He made his way with a small band of armed retainers to St. Mary’s Abbey, on the north side of the Liffey, and then outside the boundaries of the city of Dublin. The Council was assembled there, when Thomas rushed into the room and, after a defiant speech, in which he accused King Henry of his father’s murder, he flung the Sword of State, the emblem of his official authority, on the table, and renounced his allegiance. Cromer, the Primate, ventured to remonstrate with him, but hardly had he finished his exhortation, when one of the young lad’s followers, Niall O’Kennedy, the harper, struck his instrument, and began to sing of the past glories of the Geraldines, and to urge their descendant to emulate their valour.
This for Thomas decided the question in favour of rebellion. With a few rough words he silenced the Archbishop, and before the members of the council had fully recovered from their amazement at this extraordinary scene, he and his retainers had mounted their horses and galloped off.
In July (1534) Thomas appeared before Dublin, and the citizens, feeling themselves not strong enough for resistance, allowed his troops to enter the city and lay siege to the Castle. Amongst those who had taken refuge in the Castle at the beginning of the rebellion was John Alen, Archbishop of Dublin.
He had been on the Council one of the chief enemies of Garrett Og, and now dreaded his son’s vengeance, in case the Castle were captured. Before the siege began, he endeavoured to escape by sea, but his boat was driven ashore at Clontarf, and he himself was dragged into the presence of Thomas. The young lord regarded him with contemptuous pity, and turned away, with the remark, ” beir uaim an bodach,”*but his followers, wilfully misinterpreting this order, proceeded to murder the Archbishop in cold blood.
This crime, although Thomas was not apparently himself responsible for it, had an important effect in hastening the ruin of his cause. It alienated the sympathies of his supporters at home and abroad, and, most fatal of all, produced a sentence of excommunication from the Pope.
All the summer and autumn fighting went on in and around the Pale. The citizens of Dublin rose and expelled the besiegers of the Castle, and the Geraldine party then laid siege to the city itself. Thomas made frequent raids, mostly into the territory of the Butlers, while they, on their side, ravaged the Geraldine lands.
So far the rebels had only been opposed by what might be described as private armies, the feudal forces of certain of the Pale nobility. As yet no help had come from England, though Sir William Skeffington had been appointed Deputy several months before, and a large army had been gathered together for an Irish campaign.
It was not until October (1534) that this army crossed the Channel, and when it arrived it accomplished nothing for a considerable time. After various useless marches through the country, the English forces took up their quarters in Dublin, where they passed the winter. Outside, Lord Thomas raided the country at his pleasure, and burnt the towns of Trim and Dunboyne.
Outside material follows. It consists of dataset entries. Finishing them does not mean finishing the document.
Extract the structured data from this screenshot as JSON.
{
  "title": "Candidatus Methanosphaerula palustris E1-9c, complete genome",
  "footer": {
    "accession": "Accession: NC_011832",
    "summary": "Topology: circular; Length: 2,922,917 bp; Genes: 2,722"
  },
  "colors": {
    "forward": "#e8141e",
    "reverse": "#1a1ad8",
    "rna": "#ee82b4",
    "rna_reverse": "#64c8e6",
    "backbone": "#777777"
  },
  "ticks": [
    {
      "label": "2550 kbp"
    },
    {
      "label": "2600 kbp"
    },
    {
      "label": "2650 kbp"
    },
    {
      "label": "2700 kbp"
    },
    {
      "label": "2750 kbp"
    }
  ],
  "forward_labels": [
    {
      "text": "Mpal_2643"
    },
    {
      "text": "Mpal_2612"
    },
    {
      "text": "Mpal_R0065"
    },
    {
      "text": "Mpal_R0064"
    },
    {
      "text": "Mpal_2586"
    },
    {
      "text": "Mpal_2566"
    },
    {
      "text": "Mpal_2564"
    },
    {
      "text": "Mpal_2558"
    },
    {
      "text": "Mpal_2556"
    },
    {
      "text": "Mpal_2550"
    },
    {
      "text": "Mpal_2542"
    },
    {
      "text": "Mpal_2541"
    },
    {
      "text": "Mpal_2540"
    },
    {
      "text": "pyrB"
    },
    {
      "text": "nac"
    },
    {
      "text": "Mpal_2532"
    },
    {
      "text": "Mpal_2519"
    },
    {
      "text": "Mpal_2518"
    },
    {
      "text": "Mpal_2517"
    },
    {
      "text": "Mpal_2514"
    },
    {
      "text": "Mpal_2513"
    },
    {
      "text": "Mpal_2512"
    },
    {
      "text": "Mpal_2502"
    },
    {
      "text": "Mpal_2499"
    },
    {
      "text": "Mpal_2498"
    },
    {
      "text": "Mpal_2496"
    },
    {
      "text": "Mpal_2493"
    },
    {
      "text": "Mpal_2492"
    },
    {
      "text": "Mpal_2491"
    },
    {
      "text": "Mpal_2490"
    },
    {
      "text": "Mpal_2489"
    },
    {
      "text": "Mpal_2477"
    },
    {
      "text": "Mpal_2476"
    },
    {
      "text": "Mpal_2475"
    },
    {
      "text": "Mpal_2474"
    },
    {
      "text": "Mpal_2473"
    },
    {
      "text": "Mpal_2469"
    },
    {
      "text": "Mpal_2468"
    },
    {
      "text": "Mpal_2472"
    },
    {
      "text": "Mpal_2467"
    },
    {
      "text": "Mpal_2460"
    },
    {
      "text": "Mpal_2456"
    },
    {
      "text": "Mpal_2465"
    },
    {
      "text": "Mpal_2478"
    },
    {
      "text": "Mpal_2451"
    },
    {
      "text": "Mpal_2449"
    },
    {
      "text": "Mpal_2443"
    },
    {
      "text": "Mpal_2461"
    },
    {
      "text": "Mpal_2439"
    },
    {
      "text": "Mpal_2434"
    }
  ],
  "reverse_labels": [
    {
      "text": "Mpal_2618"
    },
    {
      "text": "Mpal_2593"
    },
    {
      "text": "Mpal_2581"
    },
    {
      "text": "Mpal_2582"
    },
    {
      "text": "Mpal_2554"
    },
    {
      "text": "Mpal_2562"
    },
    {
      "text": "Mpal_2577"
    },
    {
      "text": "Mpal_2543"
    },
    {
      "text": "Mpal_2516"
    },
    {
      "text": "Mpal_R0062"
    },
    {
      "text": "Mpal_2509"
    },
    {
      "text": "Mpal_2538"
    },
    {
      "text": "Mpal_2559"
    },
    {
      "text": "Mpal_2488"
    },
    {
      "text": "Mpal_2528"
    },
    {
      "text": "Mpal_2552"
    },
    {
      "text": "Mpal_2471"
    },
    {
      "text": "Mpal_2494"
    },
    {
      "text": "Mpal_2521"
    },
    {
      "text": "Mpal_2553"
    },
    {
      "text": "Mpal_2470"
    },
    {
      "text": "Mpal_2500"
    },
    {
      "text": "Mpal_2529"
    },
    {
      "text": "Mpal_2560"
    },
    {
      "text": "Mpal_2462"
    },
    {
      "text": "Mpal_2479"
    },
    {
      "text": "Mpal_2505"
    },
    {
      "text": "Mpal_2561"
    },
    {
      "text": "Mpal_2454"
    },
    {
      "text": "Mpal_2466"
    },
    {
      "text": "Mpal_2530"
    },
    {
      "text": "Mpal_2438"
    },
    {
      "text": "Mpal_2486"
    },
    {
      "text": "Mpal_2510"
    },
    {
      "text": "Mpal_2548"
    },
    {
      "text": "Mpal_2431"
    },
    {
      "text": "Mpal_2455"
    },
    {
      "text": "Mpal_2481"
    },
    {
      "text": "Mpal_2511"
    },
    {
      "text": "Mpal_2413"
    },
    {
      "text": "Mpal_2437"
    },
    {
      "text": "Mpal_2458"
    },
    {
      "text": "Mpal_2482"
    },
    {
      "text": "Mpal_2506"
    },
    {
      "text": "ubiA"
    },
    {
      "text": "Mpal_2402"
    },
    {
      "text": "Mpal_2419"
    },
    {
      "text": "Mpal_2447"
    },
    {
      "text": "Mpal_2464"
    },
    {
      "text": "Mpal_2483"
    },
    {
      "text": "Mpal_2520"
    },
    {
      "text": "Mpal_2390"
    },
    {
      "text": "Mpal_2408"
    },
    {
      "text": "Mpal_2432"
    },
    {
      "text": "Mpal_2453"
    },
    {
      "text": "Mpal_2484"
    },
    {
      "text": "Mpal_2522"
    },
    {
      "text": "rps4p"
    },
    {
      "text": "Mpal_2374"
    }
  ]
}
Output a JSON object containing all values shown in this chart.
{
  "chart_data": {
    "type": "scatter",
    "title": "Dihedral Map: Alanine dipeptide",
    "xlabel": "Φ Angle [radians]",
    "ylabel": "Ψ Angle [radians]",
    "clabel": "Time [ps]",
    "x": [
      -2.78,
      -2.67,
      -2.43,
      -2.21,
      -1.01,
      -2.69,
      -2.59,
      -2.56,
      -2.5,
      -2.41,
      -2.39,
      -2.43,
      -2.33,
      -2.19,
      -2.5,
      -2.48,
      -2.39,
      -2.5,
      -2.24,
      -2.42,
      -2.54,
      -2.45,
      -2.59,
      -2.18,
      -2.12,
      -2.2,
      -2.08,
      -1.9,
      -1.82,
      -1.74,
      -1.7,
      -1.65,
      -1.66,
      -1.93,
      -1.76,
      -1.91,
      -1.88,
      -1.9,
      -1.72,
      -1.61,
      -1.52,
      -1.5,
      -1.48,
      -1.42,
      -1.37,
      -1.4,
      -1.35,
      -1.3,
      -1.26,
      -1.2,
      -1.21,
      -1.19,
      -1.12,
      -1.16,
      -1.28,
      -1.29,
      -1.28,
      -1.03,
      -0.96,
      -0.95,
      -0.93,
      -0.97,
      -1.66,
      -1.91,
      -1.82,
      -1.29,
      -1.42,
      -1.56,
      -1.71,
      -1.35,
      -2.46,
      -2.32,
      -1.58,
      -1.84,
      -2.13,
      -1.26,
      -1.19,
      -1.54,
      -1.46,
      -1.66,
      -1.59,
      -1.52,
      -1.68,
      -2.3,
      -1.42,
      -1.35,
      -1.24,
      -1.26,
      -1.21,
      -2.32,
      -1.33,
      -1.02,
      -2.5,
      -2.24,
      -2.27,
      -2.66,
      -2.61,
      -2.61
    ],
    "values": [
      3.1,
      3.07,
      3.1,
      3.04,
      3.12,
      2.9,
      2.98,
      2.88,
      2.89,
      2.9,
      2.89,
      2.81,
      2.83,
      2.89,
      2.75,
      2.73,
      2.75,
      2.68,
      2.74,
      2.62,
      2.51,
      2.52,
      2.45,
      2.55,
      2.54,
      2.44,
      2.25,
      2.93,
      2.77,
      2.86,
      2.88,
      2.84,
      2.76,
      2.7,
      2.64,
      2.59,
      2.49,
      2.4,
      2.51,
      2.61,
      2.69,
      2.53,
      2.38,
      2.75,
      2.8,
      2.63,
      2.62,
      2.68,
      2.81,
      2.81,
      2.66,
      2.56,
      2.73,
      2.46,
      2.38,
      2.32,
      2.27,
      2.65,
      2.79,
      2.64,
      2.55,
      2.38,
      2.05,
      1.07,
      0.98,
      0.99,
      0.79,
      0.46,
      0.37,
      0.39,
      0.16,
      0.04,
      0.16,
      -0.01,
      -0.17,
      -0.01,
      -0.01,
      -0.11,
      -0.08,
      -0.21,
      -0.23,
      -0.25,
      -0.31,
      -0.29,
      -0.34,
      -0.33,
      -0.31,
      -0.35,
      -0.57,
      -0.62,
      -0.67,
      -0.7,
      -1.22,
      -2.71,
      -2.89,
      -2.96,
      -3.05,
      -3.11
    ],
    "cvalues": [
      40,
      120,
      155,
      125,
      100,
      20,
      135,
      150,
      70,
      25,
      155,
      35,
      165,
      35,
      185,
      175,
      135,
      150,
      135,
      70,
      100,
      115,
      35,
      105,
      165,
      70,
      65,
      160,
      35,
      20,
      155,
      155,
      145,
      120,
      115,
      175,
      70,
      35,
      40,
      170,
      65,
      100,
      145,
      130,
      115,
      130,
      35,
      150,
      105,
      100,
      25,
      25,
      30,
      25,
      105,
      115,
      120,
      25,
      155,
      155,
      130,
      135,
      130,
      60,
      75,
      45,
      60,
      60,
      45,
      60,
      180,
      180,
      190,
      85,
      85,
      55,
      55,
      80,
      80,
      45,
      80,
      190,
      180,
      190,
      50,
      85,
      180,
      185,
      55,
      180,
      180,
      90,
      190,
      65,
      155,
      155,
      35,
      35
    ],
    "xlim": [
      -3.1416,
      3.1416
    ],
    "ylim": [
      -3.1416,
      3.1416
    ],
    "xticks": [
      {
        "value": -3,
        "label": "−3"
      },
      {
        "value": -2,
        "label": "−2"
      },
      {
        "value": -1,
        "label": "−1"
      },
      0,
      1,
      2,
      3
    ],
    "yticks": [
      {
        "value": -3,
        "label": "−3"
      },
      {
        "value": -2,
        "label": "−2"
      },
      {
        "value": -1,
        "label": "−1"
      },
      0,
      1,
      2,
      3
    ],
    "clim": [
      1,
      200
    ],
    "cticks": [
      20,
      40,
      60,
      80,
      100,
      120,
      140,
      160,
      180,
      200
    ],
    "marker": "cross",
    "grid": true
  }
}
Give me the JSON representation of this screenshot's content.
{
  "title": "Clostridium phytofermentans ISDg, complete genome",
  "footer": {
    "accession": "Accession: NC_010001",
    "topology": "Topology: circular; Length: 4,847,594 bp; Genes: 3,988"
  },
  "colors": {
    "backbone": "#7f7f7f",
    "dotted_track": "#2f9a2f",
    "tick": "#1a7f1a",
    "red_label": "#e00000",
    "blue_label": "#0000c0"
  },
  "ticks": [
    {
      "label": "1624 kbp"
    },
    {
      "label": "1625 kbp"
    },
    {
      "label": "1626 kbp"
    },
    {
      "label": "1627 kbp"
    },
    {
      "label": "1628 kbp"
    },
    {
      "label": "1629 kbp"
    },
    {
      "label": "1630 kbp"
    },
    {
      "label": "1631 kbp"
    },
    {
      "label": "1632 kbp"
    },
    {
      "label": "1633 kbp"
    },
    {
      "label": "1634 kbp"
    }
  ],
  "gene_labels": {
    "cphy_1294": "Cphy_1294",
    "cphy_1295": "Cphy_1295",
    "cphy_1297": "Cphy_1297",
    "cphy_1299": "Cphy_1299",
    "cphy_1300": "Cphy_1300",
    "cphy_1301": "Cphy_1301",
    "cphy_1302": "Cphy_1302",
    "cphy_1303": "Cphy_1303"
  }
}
In spite of this apparent success, the Geraldine party was beginning to fall to pieces. Numbers of Thomas’ adherents went over to the side of the Crown, and the excommunication, promulgated against their leader in November, increased the number of these defections.
It must have become apparent to the young Geraldine—his father had died in the Tower in December, 1534, so he was now Earl of Kildare —that, as Henry VIII showed no inclination to come to terms with him, he could not, without foreign aid, long maintain the struggle. His attempts to obtain such aid met with no success. Probably the Continental monarchs concluded, from the information of theii agents, that the rebellion was little likely to develop into anything sufficiently important to embarrass Henry VIII. So they turned a deaf ear to his entreaties. Nor could he obtain from the Pope, before whom he endeavoured in vain to pose as the champion of Catholicity against the schismatic Henry VIII, a reversal of the decree of excommunication pronounced against him.
In the spring of 1535 Skeffington bestirred himself, and marching from Dublin, laid siege to the Geraldines’ castle of Maynooth. This fortress was reckoned to be too strong to be reduced by any method but the tedious one of blockade. The shattering power of the improved artillery had not, however, been taken into consideration, though some kind of artillery had been in occasional use in Ireland for a good while
previously.
Eight days sufficed to make such breaches in the walls that the garrison were obliged to surrender. All were executed. The fall of Maynooth should have served as a warning to the Pale nobility and the chiefs that a new era in warfare had set in, and that the chances against small rebellions had enormously increased.